Beyond providing a hands-on introduction to NASA Earthdata tools and services in the cloud, the hackathon aimed to support teams as they experimented with enabling science workflows and to better understand scientists' needs. On the first day of the event the participants pitched 11 projects that they then worked on throughout the week, and presented progress on the final day, where they shared about accessing, wrangling, and plotting data for oceanography, hydrology, wildfire, and other research topics. In addition to the participant projects, Dr. Marisol Garcias Reyes, Farallon Institute and a 2021 Better Scientific Software (BSSw) Fellow, joined the group as an invited speaker. Dr. Garcia Reyes shared her journey from the more traditional “download model” to the cloud and offered a Jupyter notebook that participants could also experiment with. Discussions that followed focused both on collaborating around scientific research and on developing data tools to streamline data access and processing. It was exciting to see community building around open science and open data in the Cloud.

Our final goal for the hackathon was to foster community engagement. This hackathon was intentionally limited to 50 people to ensure that there would be adequate support and help, and we saw very little attrition over the week.

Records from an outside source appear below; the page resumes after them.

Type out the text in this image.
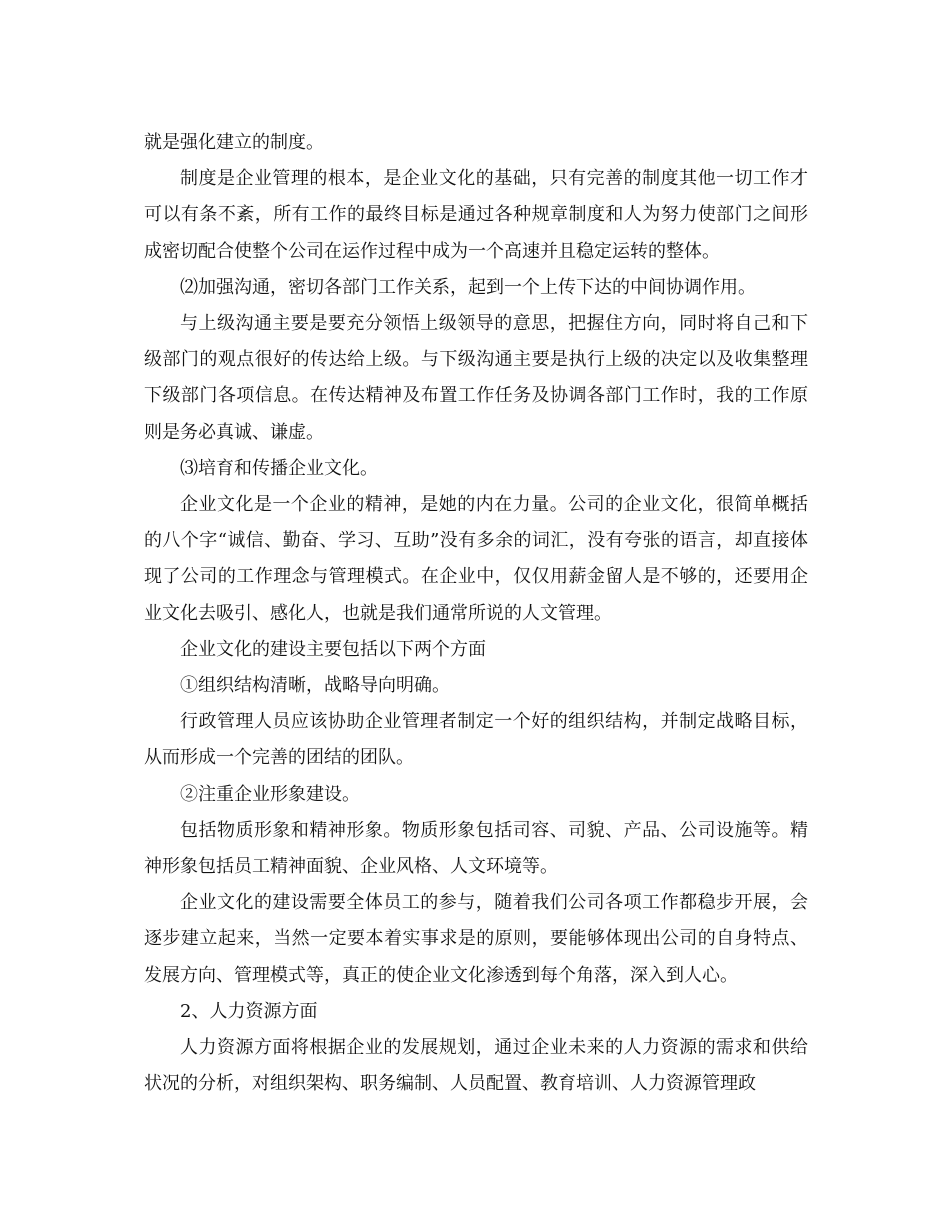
就是强化建立的制度。

制度是企业管理的根本，是企业文化的基础，只有完善的制度其他一切工作才可以有条不紊，所有工作的最终目标是通过各种规章制度和人为努力使部门之间形成密切配合使整个公司在运作过程中成为一个高速并且稳定运转的整体。

⑵加强沟通，密切各部门工作关系，起到一个上传下达的中间协调作用。

与上级沟通主要是要充分领悟上级领导的意思，把握住方向，同时将自己和下级部门的观点很好的传达给上级。与下级沟通主要是执行上级的决定以及收集整理下级部门各项信息。在传达精神及布置工作任务及协调各部门工作时，我的工作原则是务必真诚、谦虚。

⑶培育和传播企业文化。

企业文化是一个企业的精神，是她的内在力量。公司的企业文化，很简单概括的八个字“诚信、勤奋、学习、互助”没有多余的词汇，没有夸张的语言，却直接体现了公司的工作理念与管理模式。在企业中，仅仅用薪金留人是不够的，还要用企业文化去吸引、感化人，也就是我们通常所说的人文管理。

企业文化的建设主要包括以下两个方面

①组织结构清晰，战略导向明确。

行政管理人员应该协助企业管理者制定一个好的组织结构，并制定战略目标，从而形成一个完善的团结的团队。

②注重企业形象建设。

包括物质形象和精神形象。物质形象包括司容、司貌、产品、公司设施等。精神形象包括员工精神面貌、企业风格、人文环境等。

企业文化的建设需要全体员工的参与，随着我们公司各项工作都稳步开展，会逐步建立起来，当然一定要本着实事求是的原则，要能够体现出公司的自身特点、发展方向、管理模式等，真正的使企业文化渗透到每个角落，深入到人心。

2、人力资源方面

人力资源方面将根据企业的发展规划，通过企业未来的人力资源的需求和供给状况的分析，对组织架构、职务编制、人员配置、教育培训、人力资源管理政
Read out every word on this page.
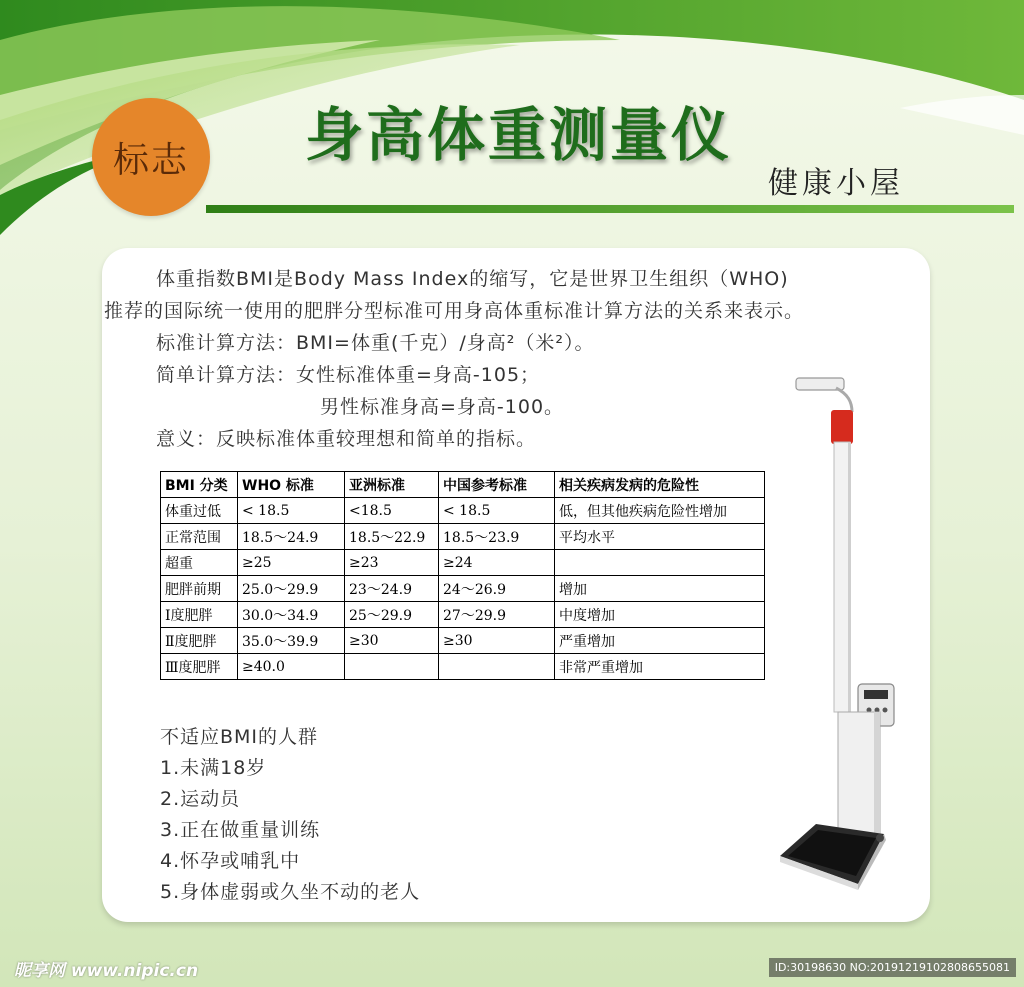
标志 身高体重测量仪
健康小屋

体重指数BMI是Body Mass Index的缩写，它是世界卫生组织（WHO)

推荐的国际统一使用的肥胖分型标准可用身高体重标准计算方法的关系来表示。

标准计算方法：BMI=体重(千克）/身高²（米²）。

简单计算方法：女性标准体重=身高-105；

男性标准身高=身高-100。

意义：反映标准体重较理想和简单的指标。

BMI 分类	WHO 标准	亚洲标准	中国参考标准	相关疾病发病的危险性
体重过低	< 18.5	<18.5	< 18.5	低，但其他疾病危险性增加
正常范围	18.5～24.9	18.5～22.9	18.5～23.9	平均水平
超重	≥25	≥23	≥24	
肥胖前期	25.0～29.9	23～24.9	24～26.9	增加
Ⅰ度肥胖	30.0～34.9	25～29.9	27～29.9	中度增加
Ⅱ度肥胖	35.0～39.9	≥30	≥30	严重增加
Ⅲ度肥胖	≥40.0			非常严重增加
不适应BMI的人群
1.未满18岁
2.运动员
3.正在做重量训练
4.怀孕或哺乳中
5.身体虚弱或久坐不动的老人
昵享网 www.nipic.cn	ID:30198630 NO:20191219102808655081
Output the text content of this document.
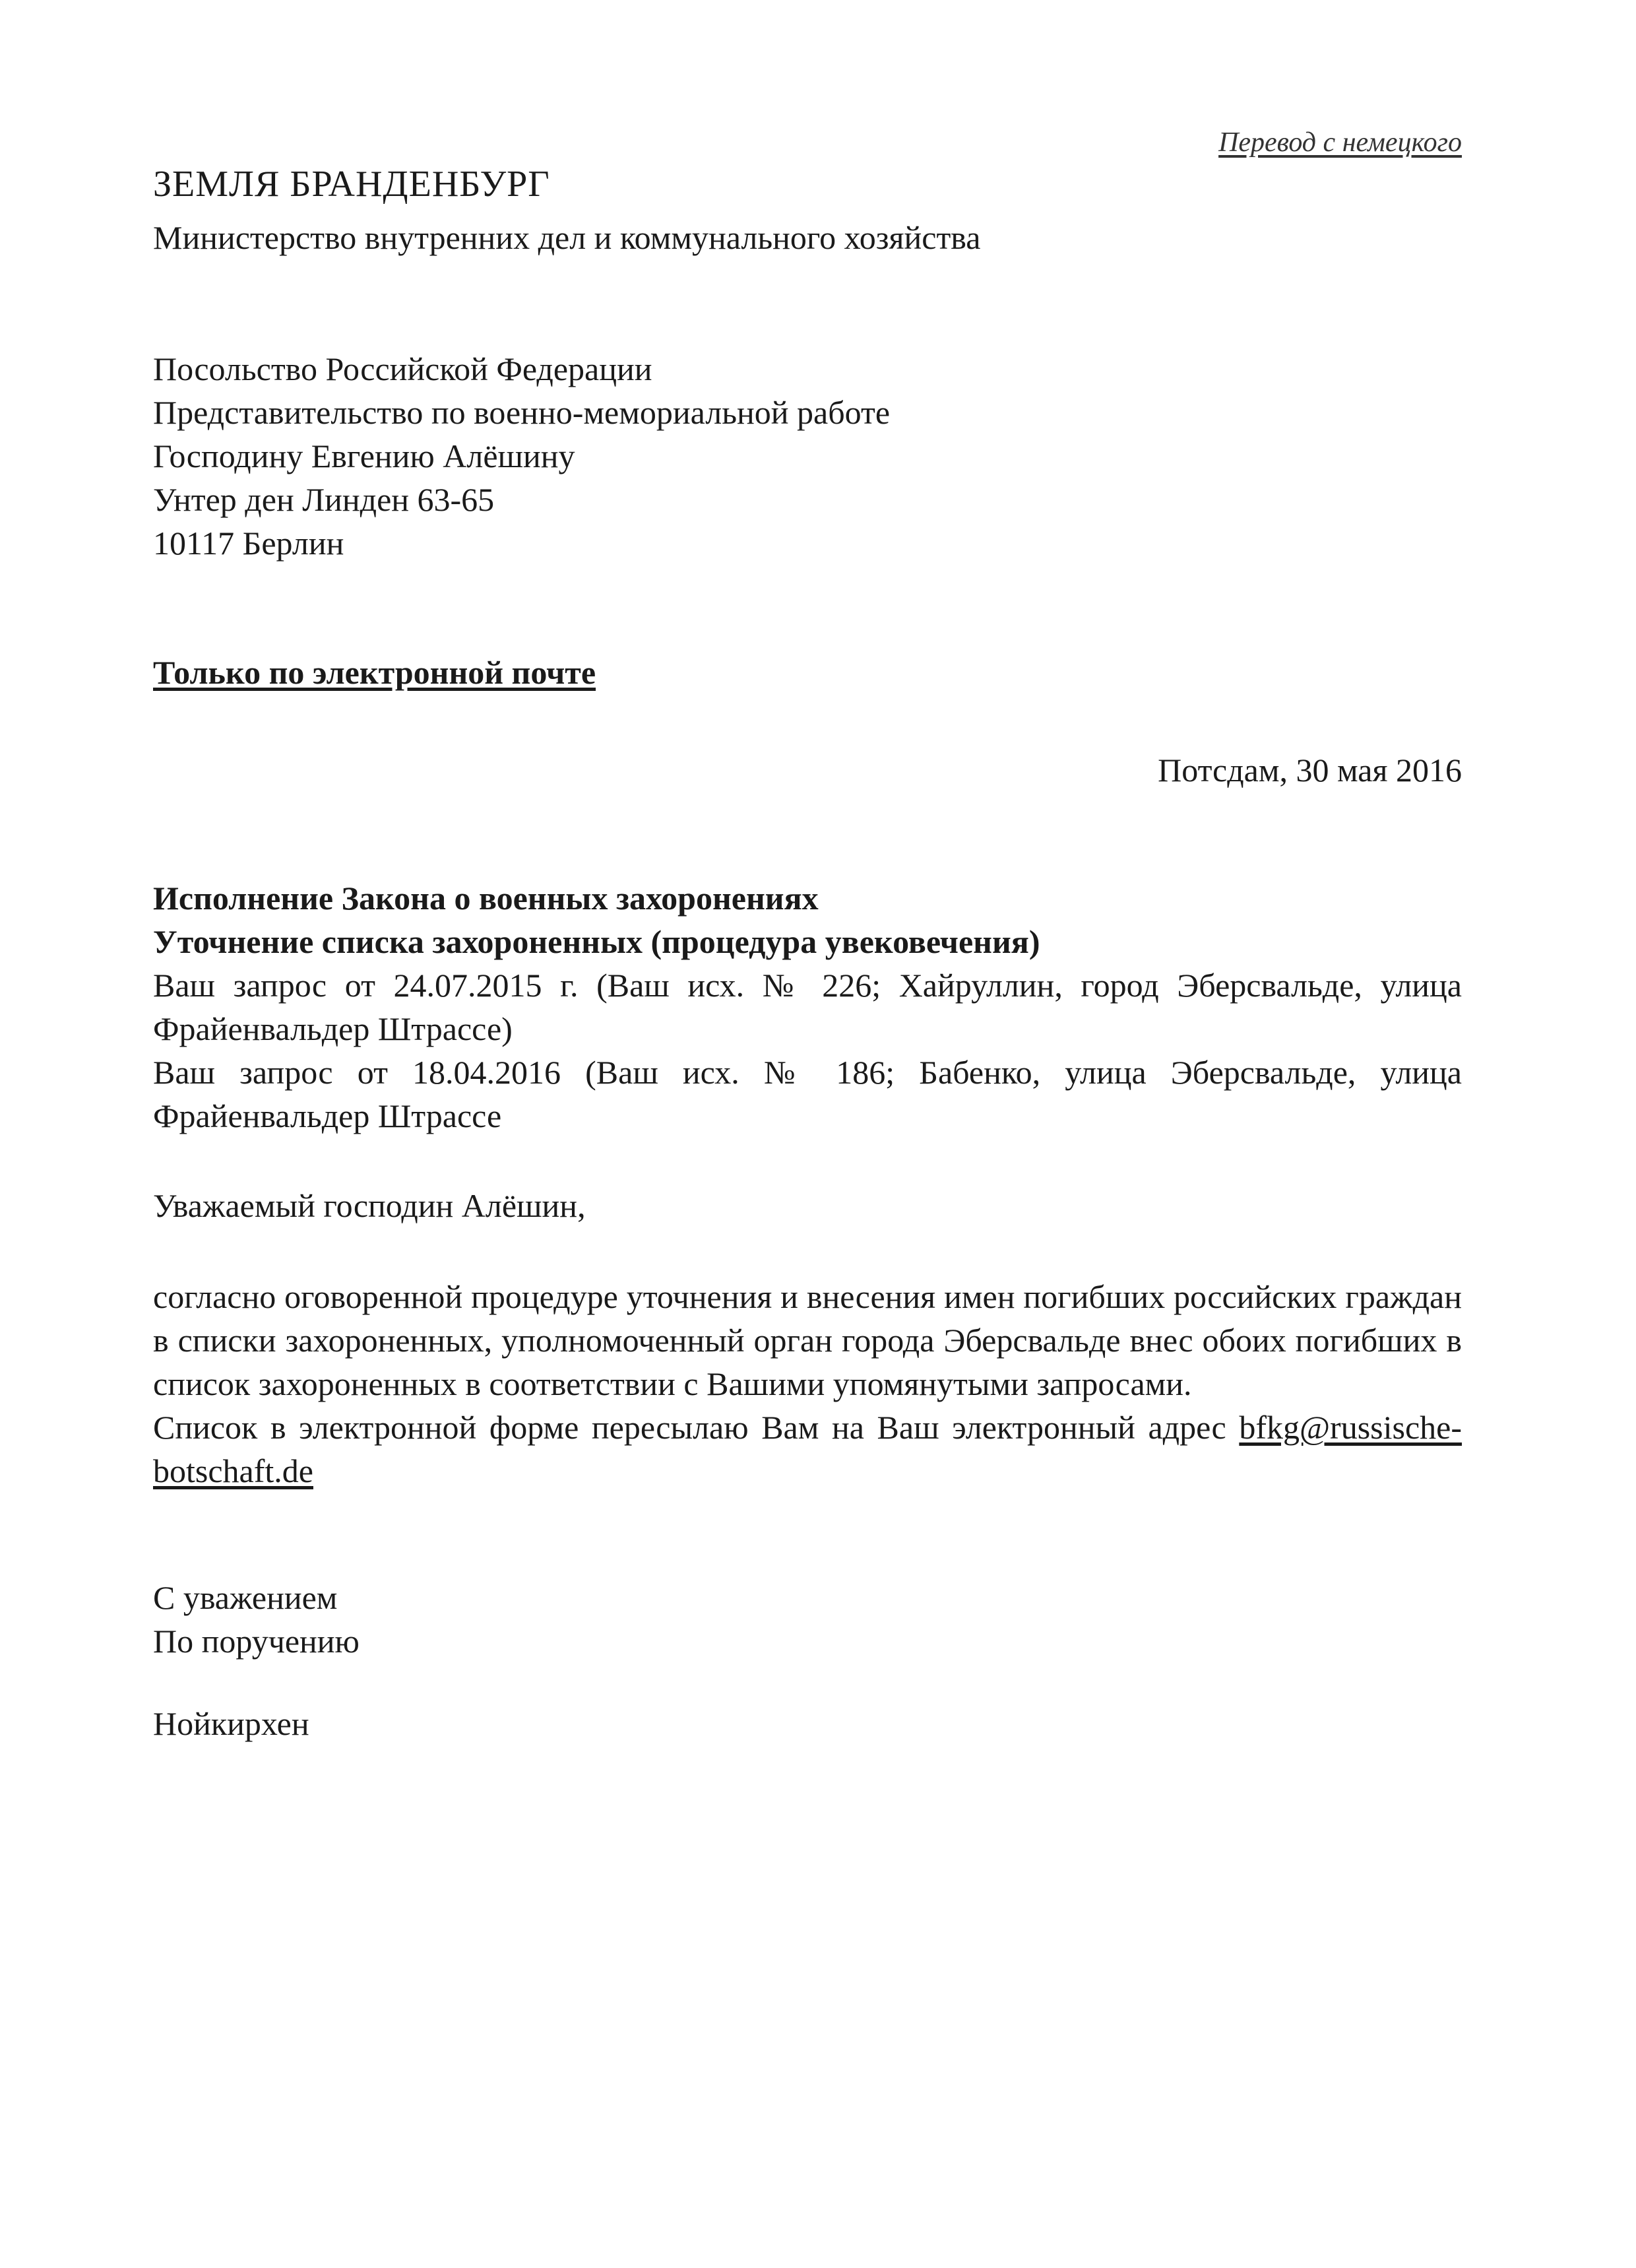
Перевод с немецкого
ЗЕМЛЯ БРАНДЕНБУРГ
Министерство внутренних дел и коммунального хозяйства
Посольство Российской Федерации
Представительство по военно-мемориальной работе
Господину Евгению Алёшину
Унтер ден Линден 63-65
10117 Берлин
Только по электронной почте
Потсдам, 30 мая 2016
Исполнение Закона о военных захоронениях
Уточнение списка захороненных (процедура увековечения)
Ваш запрос от 24.07.2015 г. (Ваш исх. № 226; Хайруллин, город Эберсвальде, улица Фрайенвальдер Штрассе)
Ваш запрос от 18.04.2016 (Ваш исх. № 186; Бабенко, улица Эберсвальде, улица Фрайенвальдер Штрассе
Уважаемый господин Алёшин,

согласно оговоренной процедуре уточнения и внесения имен погибших российских граждан в списки захороненных, уполномоченный орган города Эберсвальде внес обоих погибших в список захороненных в соответствии с Вашими упомянутыми запросами.

Список в электронной форме пересылаю Вам на Ваш электронный адрес bfkg@russische-botschaft.de

С уважением
По поручению
Нойкирхен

Project teams from several groups used two hours each Tuesday, Wednesday and Thursday to stay online and work together and engage with DAAC staff who were also in the Zoom room to troubleshoot and continue teaching.

In the post-event survey, the participants were asked to assess the effectiveness of the hackathon for their purposes. 100% of the 20 responses ranked the effectiveness as Very or Extremely Effective (scores of 4 and 5 out of 5=extremely effective). The progress in the comfort level working with NASA Earthdata data and services in the cloud was also evident in the post-event survey. Prior to the cloud hackathon, 65% ranked their comfort level as “1 - Little to no experience using the cloud - not comfortable”, 30% ranked their comfort level as “2 - Beginner cloud experience  - somewhat comfortable”, and 5% as “3 - Intermediate cloud experience - comfortable”. Those rankings shifted to 15% as “2 - Low: starting to gain some confidence/understanding - somewhat comfortable”, 70% as “3 - Average: feeling confident in doing basic data access/work in the cloud - comfortable”, and 15% as “4 - High: I can easily navigate cloud data access/use in the cloud - very comfortable”, after the cloud hackathon week.

 

What’s next

We recognize the transition to the cloud does not happen overnight or even in a week. Through events like this one, we are building relationships with NASA Earth observations data users and across the DAACs, identifying both the common cloud-specific aspects of data accessibility and use, and also where the DAACs would benefit from having unique materials to explain these concepts to their users.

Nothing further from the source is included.